CSRF Protection

One of the most common attacks a website will face is Cross-Site Request Forgery (CSRF). This attack involves an attacker creating a fake URL that points to your domain and sending it via email (or other means) to one of your users. When your user clicks that link, if the user was logged in to your app, the action related to that URL will proceed as-if the user originated it (e.g., calling to a setter with some set of parameters performing a change the attacker wants to make).

To guard against this, Joystick includes the ability to create user session tokens in your database that are paired with a csrf token. When a user visits your site, Joystick will automatically create a joystick_session cookie if one does not exist alongside a secret csrf token that's injected into the HTML rendered by your app.

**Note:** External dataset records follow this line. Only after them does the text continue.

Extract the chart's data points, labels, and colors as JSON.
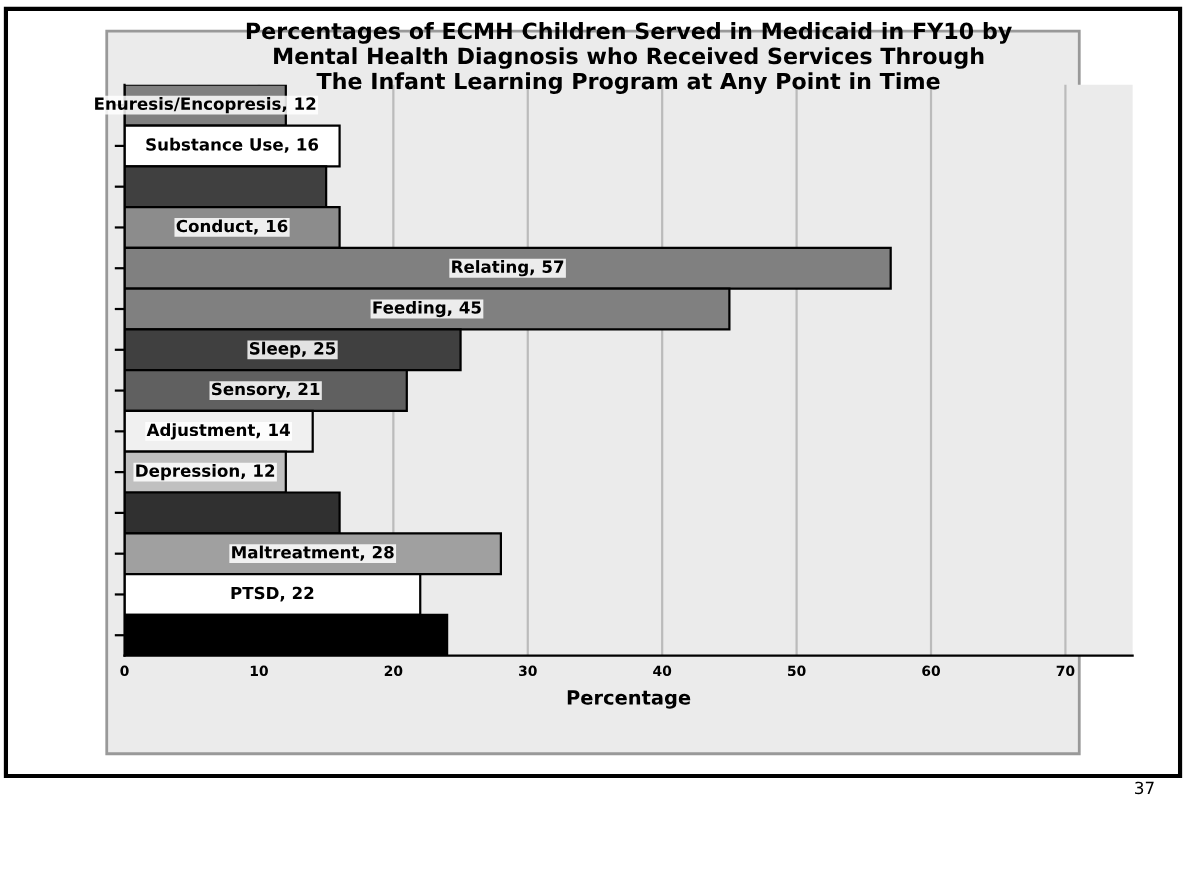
{
  "chart_data": {
    "type": "bar",
    "orientation": "horizontal",
    "title": "Percentages of ECMH Children Served in Medicaid in FY10 by\nMental Health Diagnosis who Received Services Through\nThe Infant Learning Program at Any Point in Time",
    "xlabel": "Percentage",
    "categories": [
      null,
      null,
      null,
      null,
      null,
      null,
      null,
      null,
      null,
      null,
      null,
      null,
      null,
      null
    ],
    "values": [
      12,
      16,
      15,
      16,
      57,
      45,
      25,
      21,
      14,
      12,
      16,
      28,
      22,
      24
    ],
    "value_labels": [
      "Enuresis/Encopresis, 12",
      "Substance Use, 16",
      null,
      "Conduct, 16",
      "Relating, 57",
      "Feeding, 45",
      "Sleep, 25",
      "Sensory, 21",
      "Adjustment, 14",
      "Depression, 12",
      null,
      "Maltreatment, 28",
      "PTSD, 22",
      null
    ],
    "colors": [
      "#808080",
      "#ffffff",
      "#404040",
      "#8c8c8c",
      "#808080",
      "#808080",
      "#404040",
      "#606060",
      "#f0f0f0",
      "#c0c0c0",
      "#303030",
      "#a0a0a0",
      "#ffffff",
      "#000000"
    ],
    "xlim": [
      0,
      75
    ],
    "xticks": [
      0,
      10,
      20,
      30,
      40,
      50,
      60,
      70
    ],
    "grid": "x",
    "annotations": [
      "37"
    ]
  }
}
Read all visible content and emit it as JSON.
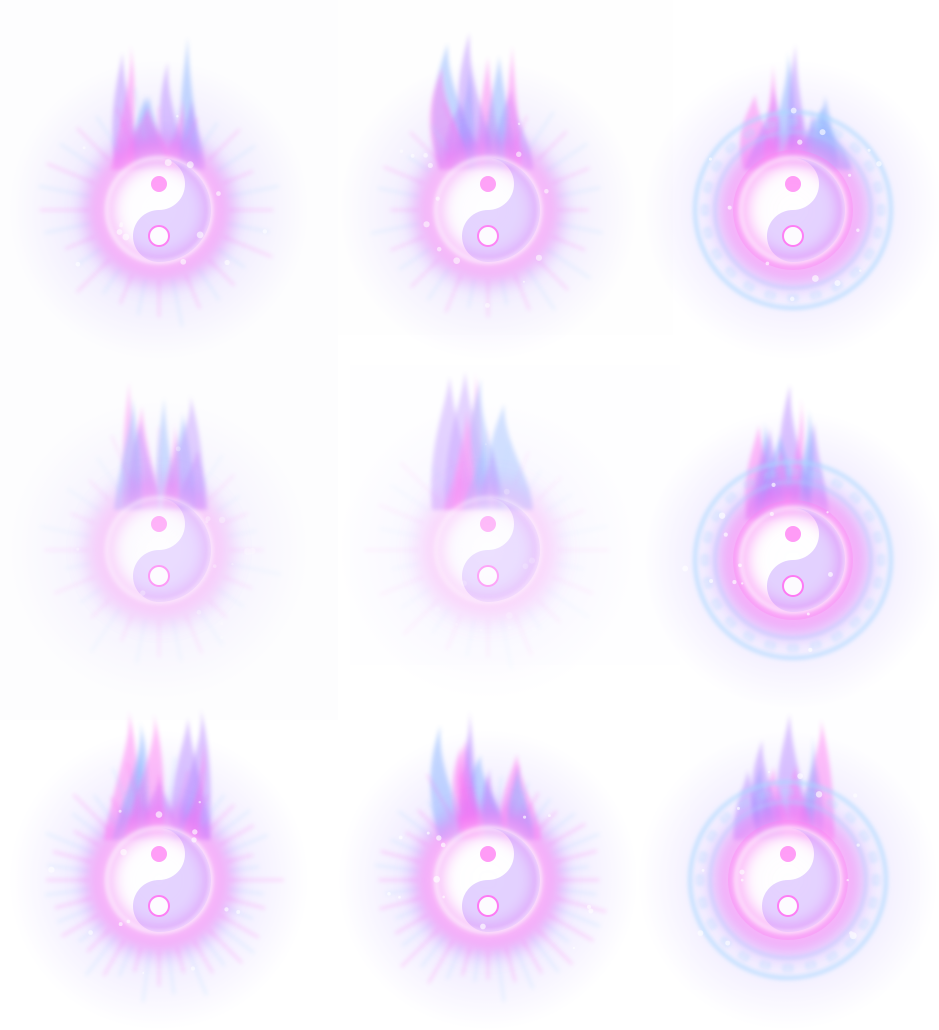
{
  "sprite_sheet": {
    "columns": 3,
    "rows": 3,
    "background": "#ffffff",
    "panel_color": "#fdfdfe",
    "colors": {
      "glow_outer": "#c9b6ff",
      "glow_mid": "#b07cff",
      "glow_magenta": "#ff6ef2",
      "core": "#ffffff",
      "flame_blue": "#7aa8ff",
      "rune_cyan": "#a9d8ff"
    },
    "frames": [
      {
        "index": 1,
        "effect": "yin-yang-orb",
        "intensity": 0.85,
        "rune_ring": false
      },
      {
        "index": 2,
        "effect": "yin-yang-orb",
        "intensity": 0.8,
        "rune_ring": false
      },
      {
        "index": 3,
        "effect": "rune-circle-flame",
        "intensity": 0.9,
        "rune_ring": true
      },
      {
        "index": 4,
        "effect": "yin-yang-orb-fading",
        "intensity": 0.45,
        "rune_ring": false
      },
      {
        "index": 5,
        "effect": "yin-yang-orb-fading",
        "intensity": 0.3,
        "rune_ring": false
      },
      {
        "index": 6,
        "effect": "rune-circle-flame",
        "intensity": 0.95,
        "rune_ring": true
      },
      {
        "index": 7,
        "effect": "yin-yang-orb-burst",
        "intensity": 0.9,
        "rune_ring": false
      },
      {
        "index": 8,
        "effect": "yin-yang-orb-burst",
        "intensity": 0.95,
        "rune_ring": false
      },
      {
        "index": 9,
        "effect": "rune-circle-flame",
        "intensity": 0.9,
        "rune_ring": true
      }
    ]
  }
}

<meta name="csrf" content="abc12345" />

Whenever you call to a getter or setter in your API, Joystick automatically includes the secret csrf token and attempts to match it to the user's joystick_session cookie on the server. If there's a match, the request proceeds as expected and if there's not, the request receives a 403 Forbidden error.

Query params sanitized

To protect against scripts being executed via query params, Joystick automatically sanitizes HTML tags from query params passed in your app's URL. This prevents any vulnerability with the above approach, making it impossible for an attacker to read the csrf token Joystick injects into the page.

Enabling CSRF protection

By default CSRF protection is not enabled in your app. To enable it, the "sessions": true flag must be assigned to one of the databases in the config.databases array of your settings.<env>.json file. This tells Joystick to enable CSRF protection and generate a joystick_session cookie for all visitors to the site (both anonymous and logged-in users).

Learn more about enabling CSRF protection here.

Session Expiration

To avoid flooding your database with stale sessions, Joystick automatically cleans up sessions older than 1 hour. For MongoDB, this is done via TTL index and for PostgreSQL, this is done via cron job. After a session expires and is removed from your database, returning visitors will have a fresh session generated for them on their next visit/request.